The early diagnosis of acute rejection is crucial for graft survival after kidney transplantation. The interferon- (IFN)-CXCR3-chemokine-dependent inflammatory loop plays a pivotal role in the recruitment of T lymphocytes during acute rejection. Previously published studies have typically focused on the CXCR3 receptor rather than on its ligands. In the present study, we used Luminex assays to detect the levels of CXCR3 ligands, monokine induced by IFN (MIG), IFN-induced protein 10 (IP-10) and IFN-induced T-cell chemoattractant (I-TAC), in the serum of renal allograft recipients. According to a renal biopsy performed one month after kidney transplantation, 32 recipients were diagnosed with T cell-mediated acute rejection and 38 patients were evaluated as stable. Serum was collected after the diagnosis of acute rejection or one month after transplantation.
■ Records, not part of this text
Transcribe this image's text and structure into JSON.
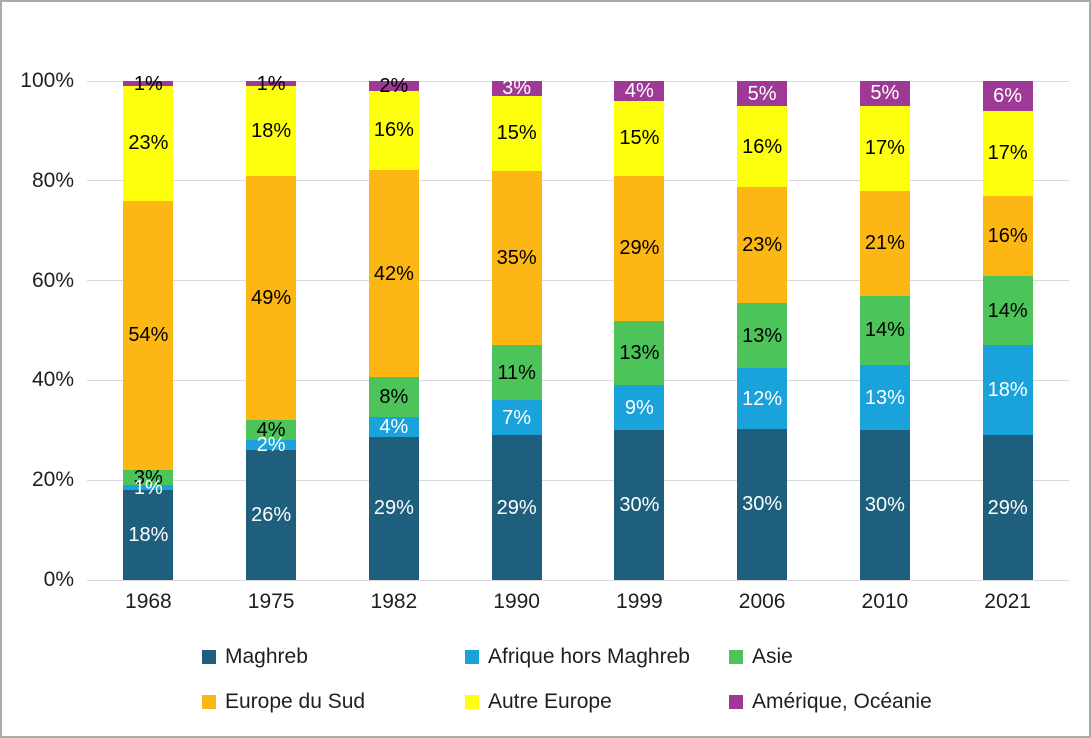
{
  "chart_data": {
    "type": "bar",
    "stacked": true,
    "units": "percent",
    "title": "",
    "xlabel": "",
    "ylabel": "",
    "categories": [
      "1968",
      "1975",
      "1982",
      "1990",
      "1999",
      "2006",
      "2010",
      "2021"
    ],
    "series": [
      {
        "name": "Maghreb",
        "color": "#1F5F7E",
        "label_color": "#FFFFFF",
        "values": [
          18,
          26,
          29,
          29,
          30,
          30,
          30,
          29
        ],
        "labels": [
          "18%",
          "26%",
          "29%",
          "29%",
          "30%",
          "30%",
          "30%",
          "29%"
        ]
      },
      {
        "name": "Afrique hors Maghreb",
        "color": "#1AA2DB",
        "label_color": "#FFFFFF",
        "values": [
          1,
          2,
          4,
          7,
          9,
          12,
          13,
          18
        ],
        "labels": [
          "1%",
          "2%",
          "4%",
          "7%",
          "9%",
          "12%",
          "13%",
          "18%"
        ]
      },
      {
        "name": "Asie",
        "color": "#4CC45A",
        "label_color": "#000000",
        "values": [
          3,
          4,
          8,
          11,
          13,
          13,
          14,
          14
        ],
        "labels": [
          "3%",
          "4%",
          "8%",
          "11%",
          "13%",
          "13%",
          "14%",
          "14%"
        ]
      },
      {
        "name": "Europe du Sud",
        "color": "#FDB714",
        "label_color": "#000000",
        "values": [
          54,
          49,
          42,
          35,
          29,
          23,
          21,
          16
        ],
        "labels": [
          "54%",
          "49%",
          "42%",
          "35%",
          "29%",
          "23%",
          "21%",
          "16%"
        ]
      },
      {
        "name": "Autre Europe",
        "color": "#FEFF0D",
        "label_color": "#000000",
        "values": [
          23,
          18,
          16,
          15,
          15,
          16,
          17,
          17
        ],
        "labels": [
          "23%",
          "18%",
          "16%",
          "15%",
          "15%",
          "16%",
          "17%",
          "17%"
        ]
      },
      {
        "name": "Amérique, Océanie",
        "color": "#9E3A96",
        "label_color": "#FFFFFF",
        "label_colors": [
          "#000000",
          "#000000",
          "#000000",
          "#FFFFFF",
          "#FFFFFF",
          "#FFFFFF",
          "#FFFFFF",
          "#FFFFFF"
        ],
        "values": [
          1,
          1,
          2,
          3,
          4,
          5,
          5,
          6
        ],
        "labels": [
          "1%",
          "1%",
          "2%",
          "3%",
          "4%",
          "5%",
          "5%",
          "6%"
        ]
      }
    ],
    "yticks": [
      "0%",
      "20%",
      "40%",
      "60%",
      "80%",
      "100%"
    ],
    "ylim": [
      0,
      100
    ],
    "grid": true,
    "legend_position": "bottom",
    "colors": {
      "gridline": "#D9D9D9",
      "axis_text": "#1F1F1F",
      "border": "#ABABAB",
      "background": "#FFFFFF"
    }
  }
}
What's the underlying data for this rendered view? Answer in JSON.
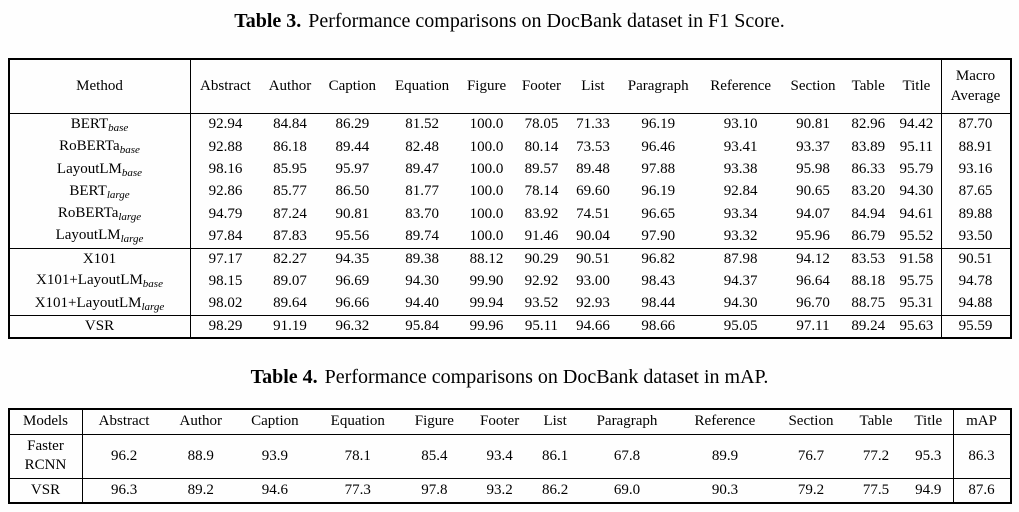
{
  "table3": {
    "caption": {
      "label": "Table 3.",
      "text": "Performance comparisons on DocBank dataset in F1 Score."
    },
    "columns": [
      "Method",
      "Abstract",
      "Author",
      "Caption",
      "Equation",
      "Figure",
      "Footer",
      "List",
      "Paragraph",
      "Reference",
      "Section",
      "Table",
      "Title",
      "Macro\nAverage"
    ],
    "group_sep_after": [
      5,
      8
    ],
    "rows": [
      {
        "method": {
          "name": "BERT",
          "sub": "base"
        },
        "values": [
          "92.94",
          "84.84",
          "86.29",
          "81.52",
          "100.0",
          "78.05",
          "71.33",
          "96.19",
          "93.10",
          "90.81",
          "82.96",
          "94.42",
          "87.70"
        ],
        "bold": []
      },
      {
        "method": {
          "name": "RoBERTa",
          "sub": "base"
        },
        "values": [
          "92.88",
          "86.18",
          "89.44",
          "82.48",
          "100.0",
          "80.14",
          "73.53",
          "96.46",
          "93.41",
          "93.37",
          "83.89",
          "95.11",
          "88.91"
        ],
        "bold": []
      },
      {
        "method": {
          "name": "LayoutLM",
          "sub": "base"
        },
        "values": [
          "98.16",
          "85.95",
          "95.97",
          "89.47",
          "100.0",
          "89.57",
          "89.48",
          "97.88",
          "93.38",
          "95.98",
          "86.33",
          "95.79",
          "93.16"
        ],
        "bold": []
      },
      {
        "method": {
          "name": "BERT",
          "sub": "large"
        },
        "values": [
          "92.86",
          "85.77",
          "86.50",
          "81.77",
          "100.0",
          "78.14",
          "69.60",
          "96.19",
          "92.84",
          "90.65",
          "83.20",
          "94.30",
          "87.65"
        ],
        "bold": []
      },
      {
        "method": {
          "name": "RoBERTa",
          "sub": "large"
        },
        "values": [
          "94.79",
          "87.24",
          "90.81",
          "83.70",
          "100.0",
          "83.92",
          "74.51",
          "96.65",
          "93.34",
          "94.07",
          "84.94",
          "94.61",
          "89.88"
        ],
        "bold": []
      },
      {
        "method": {
          "name": "LayoutLM",
          "sub": "large"
        },
        "values": [
          "97.84",
          "87.83",
          "95.56",
          "89.74",
          "100.0",
          "91.46",
          "90.04",
          "97.90",
          "93.32",
          "95.96",
          "86.79",
          "95.52",
          "93.50"
        ],
        "bold": [
          4
        ]
      },
      {
        "method": {
          "name": "X101"
        },
        "values": [
          "97.17",
          "82.27",
          "94.35",
          "89.38",
          "88.12",
          "90.29",
          "90.51",
          "96.82",
          "87.98",
          "94.12",
          "83.53",
          "91.58",
          "90.51"
        ],
        "bold": []
      },
      {
        "method": {
          "name": "X101+LayoutLM",
          "sub": "base"
        },
        "values": [
          "98.15",
          "89.07",
          "96.69",
          "94.30",
          "99.90",
          "92.92",
          "93.00",
          "98.43",
          "94.37",
          "96.64",
          "88.18",
          "95.75",
          "94.78"
        ],
        "bold": [
          2
        ]
      },
      {
        "method": {
          "name": "X101+LayoutLM",
          "sub": "large"
        },
        "values": [
          "98.02",
          "89.64",
          "96.66",
          "94.40",
          "99.94",
          "93.52",
          "92.93",
          "98.44",
          "94.30",
          "96.70",
          "88.75",
          "95.31",
          "94.88"
        ],
        "bold": []
      },
      {
        "method": {
          "name": "VSR"
        },
        "values": [
          "98.29",
          "91.19",
          "96.32",
          "95.84",
          "99.96",
          "95.11",
          "94.66",
          "98.66",
          "95.05",
          "97.11",
          "89.24",
          "95.63",
          "95.59"
        ],
        "bold": [
          0,
          1,
          3,
          5,
          6,
          7,
          8,
          9,
          10,
          11,
          12
        ]
      }
    ]
  },
  "table4": {
    "caption": {
      "label": "Table 4.",
      "text": "Performance comparisons on DocBank dataset in mAP."
    },
    "columns": [
      "Models",
      "Abstract",
      "Author",
      "Caption",
      "Equation",
      "Figure",
      "Footer",
      "List",
      "Paragraph",
      "Reference",
      "Section",
      "Table",
      "Title",
      "mAP"
    ],
    "group_sep_after": [
      0
    ],
    "rows": [
      {
        "method": {
          "name": "Faster\nRCNN"
        },
        "values": [
          "96.2",
          "88.9",
          "93.9",
          "78.1",
          "85.4",
          "93.4",
          "86.1",
          "67.8",
          "89.9",
          "76.7",
          "77.2",
          "95.3",
          "86.3"
        ],
        "bold": [
          3,
          5,
          11
        ]
      },
      {
        "method": {
          "name": "VSR"
        },
        "values": [
          "96.3",
          "89.2",
          "94.6",
          "77.3",
          "97.8",
          "93.2",
          "86.2",
          "69.0",
          "90.3",
          "79.2",
          "77.5",
          "94.9",
          "87.6"
        ],
        "bold": [
          0,
          1,
          2,
          4,
          6,
          7,
          8,
          9,
          10,
          12
        ]
      }
    ]
  }
}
The concentrations of MIG (median, 4,271 pg/ml), IP-10 (median, 686.7 pg/ml) and I-TAC (median, 44.32 pg/ml) in the serum during an acute rejection episode were significantly higher compared with those of the stable patients (MIG, P=0.0002; IP-10, P=0.0001; I-TAC, P=0.0103; vs. the stable function group, P<0.05). Based on the receiver-operating characteristic (ROC) curve, the joint detection of MIG, IP-10 and I-TAC in the serum using Luminex analysis may constitute a non-invasive and efficient method for the early prediction of T cell-mediated acute rejection following kidney transplantation.